Glücklich zu sein ist auch eine Tugend (Ludwig Börne)

Man hat mich darum gebeten. So will ich versuchen, zurückzudenken an die Begegnung mit dem großen Musiker. Es war in der Tat eine der wichtigsten und spannendsten künstlerischen Begegnungen, die ich als Dirigent hatte.
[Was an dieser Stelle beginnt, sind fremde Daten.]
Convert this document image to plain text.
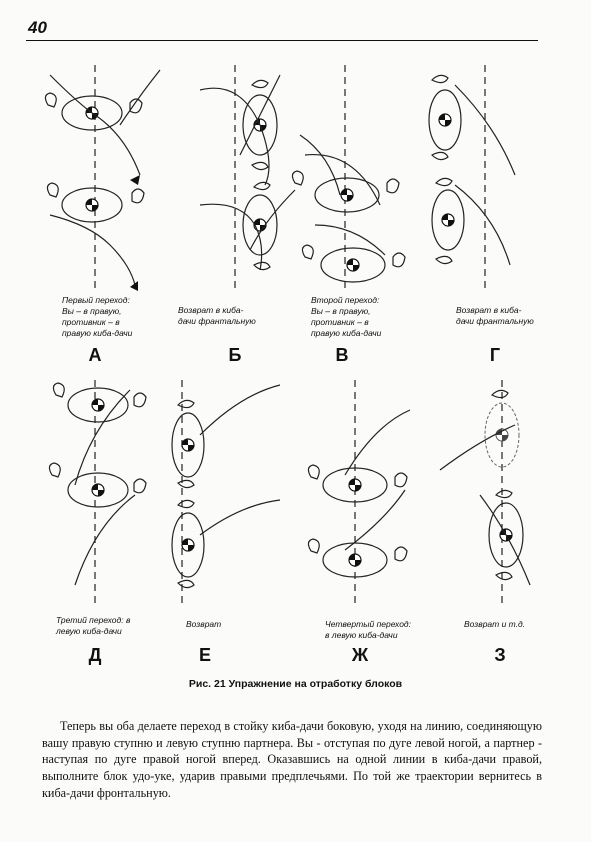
40
Первый переход:
Вы – в правую,
противник – в
правую киба-дачи
А
Возврат в киба-
дачи франтальную
Б
Второй переход:
Вы – в правую,
противник – в
правую киба-дачи
В
Возврат в киба-
дачи франтальную
Г
Третий переход: в
левую киба-дачи
Д
Возврат
Е
Четвертый переход:
в левую киба-дачи
Ж
Возврат и т.д.
З
Рис. 21 Упражнение на отработку блоков

Теперь вы оба делаете переход в стойку киба-дачи боковую, уходя на линию, соединяющую вашу правую ступню и левую ступню партнера. Вы - отступая по дуге левой ногой, а партнер - наступая по дуге правой ногой вперед. Оказавшись на одной линии в киба-дачи правой, выполните блок удо-уке, ударив правыми предплечьями. По той же траектории вернитесь в киба-дачи фронтальную.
Das Sinfonieorchester des Westdeutschen Rundfunks, dessen Chef ich zu dieser Zeit war, befand sich auf Gastspielreise in der Schweiz. In Zürich war ein Konzert geplant. Auf dem Programm stand das Zweite Klavierkonzert von Brahms. Eine Probe war für den Vormittag des Konzertes angesetzt. Die Mischung aus Ehrfurcht – ehrlich gesagt: fast Sorge – und Freude, aber auch Hoffnung vor diesem musikalisch, aber eben auch politisch wichtigen Ereignis, die mein Hirn und mein Herz in jenen Tagen bewegte, ist mir gut in Erinnerung, läßt sich aber nur schwer schildern: ein Sinfonieorchester einer großen deutschen Rundfunkstation bekam nach unermüdlichen Bemühungen des damalgen Musikabteilungsleiter K. O. Koch die Chance zu einem Treffen mit dem großen Pianisten. Zuvor war mit Rubinstein ein Portrat für das Deutsche Fernsehen gemacht worden. Man hatte sich gut verstanden und entschied sich bei dieser Gelegenheit für den Plan des Züricher Konzertes. Mit Wilhelm Backhaus hatten wir einige Zeit vorher dasselbe Brahms-Konzert in Köln gespielt. Das war die uns bekannte musikalische Welt Hier fühlte man sich zu Hause und geborgen. Die Spannung darauf, wie es demnächst jener internationale „Gigant“ spielen würde, wie er zu deutschen Musikern und zu deutscher Musik stünde, nachdem er schon nach dem Ersten Weltkrieg mit diesem Land gebrochen und sich geschworen hatte, nie wieder in Deutschland zu musizieren, war unbeschreiblich. Noch heute kein begüterter Schallplattenhörer, wollte ich mir auch damals vor der Begegnung mit Rubinstein meine musikalische Phantasie und die Lust am künstlerischen Abenteuer eines solchen persönlichen Treffens nicht durch vorheriges Anhören irgendeiner Aufnahme mindern lassen.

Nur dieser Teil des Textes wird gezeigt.